Sunday, January 13, 2013

Icons: the Strength and Fun of a Curious City


Mayor Richard J. Daley

I’ve always been fascinated by icons—seemingly ordinary people, who just by being themselves, come to symbolize the city and the times in which they live.

Like Richard J. Daley, former mayor of Chicago.  He was also the father of Mayor Richard M. Daley but don’t get the two confused.  Junior never reached his father’s heights—his father’s omnipotent grip that squeezed the Democratic party machine in Chicago during the turbulent fifties and sixties.

Daley was last of the big city bosses—the one who ordered the attack against the protestors at the Democratic Convention in ‘68 that led to the infamous trial of the Chicago Eight.  He was Chicago until he died in 1976.
 
Tony Lepore, the dancing cop of Providence
On the lighter side, there’s Tony Lepore, the dancing cop of Providence, Rhode Island.   27 years ago, Tony became bored while directing traffic and started dancing in the middle of the street.  People laughed.  And Tony laughed too.  And as they say, a legend was born. 

Now 65 and retired, the Providence mayor invites him back to the same crossroads each Christmas to do what he does best.  “He’s a Rhode Island landmark, an icon…a mini celebrity,” says Michelle Peterson of Warwick.  And he still puts on quite a show.
    
The Brown Twins
Yesterday I learned of another icon, Vivian Brown of San Francisco.

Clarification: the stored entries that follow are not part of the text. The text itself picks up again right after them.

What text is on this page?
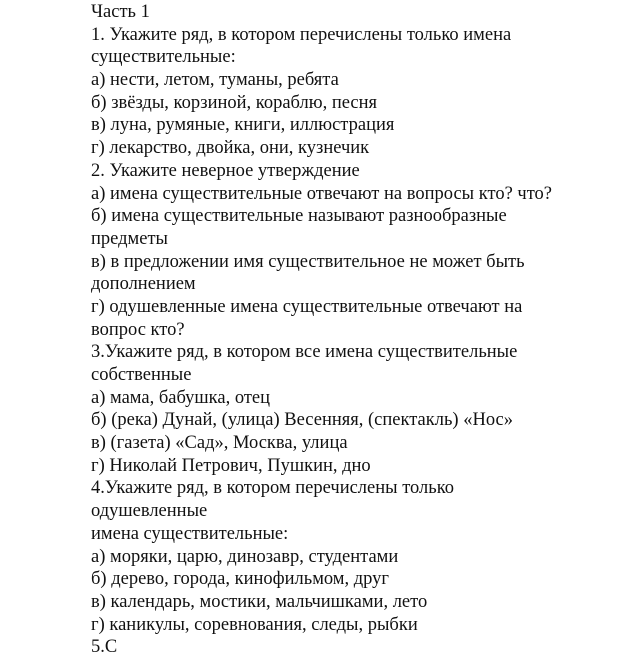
Часть 1
1. Укажите ряд, в котором перечислены только имена
существительные:
а) нести, летом, туманы, ребята
б) звёзды, корзиной, кораблю, песня
в) луна, румяные, книги, иллюстрация
г) лекарство, двойка, они, кузнечик
2. Укажите неверное утверждение
а) имена существительные отвечают на вопросы кто? что?
б) имена существительные называют разнообразные
предметы
в) в предложении имя существительное не может быть
дополнением
г) одушевленные имена существительные отвечают на
вопрос кто?
3.Укажите ряд, в котором все имена существительные
собственные
а) мама, бабушка, отец
б) (река) Дунай, (улица) Весенняя, (спектакль) «Нос»
в) (газета) «Сад», Москва, улица
г) Николай Петрович, Пушкин, дно
4.Укажите ряд, в котором перечислены только
одушевленные
имена существительные:
а) моряки, царю, динозавр, студентами
б) дерево, города, кинофильмом, друг
в) календарь, мостики, мальчишками, лето
г) каникулы, соревнования, следы, рыбки
5.С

The eighty-six year old woman, eight minutes older than her identical twin Marian, died last week of Alzheimer’s.  The two eccentric sisters, both wild about clothes and known as the Brown twins, walked the streets of the city for over forty years in matching outfits while greeting tourists and posing for their cameras. 

It seemed their entire life was an act to entertain others.  At five one and weighing 98 pounds, the twins graced the town with their smiles and fashion, never breaking character until Vivian became forgetful. 
 If a stranger asked where they were born, the two would break into the Glenn Miller song, “I Got a Gal in Kalamazoo.”  They both shared the honor of co-valedictorians at their high school and graduated Western Michigan University with B-plus averages.  They also claimed to have driven twin white Oldsmobiles out of a Michigan dealership.
 
But tired of the cold, the two immigrated to San Francisco in 1970.  There they worked as secretaries in separate offices and spent their earnings on the latest fashions and fads.  First notorious, they soon were loved by everyone they met. 

Before yesterday, I’d never heard of the Brown Twins but saw their pictures and kept on reading.  What a pair!  And what a set of icons for a city that lives and breathes individuality and the spirit of the soul.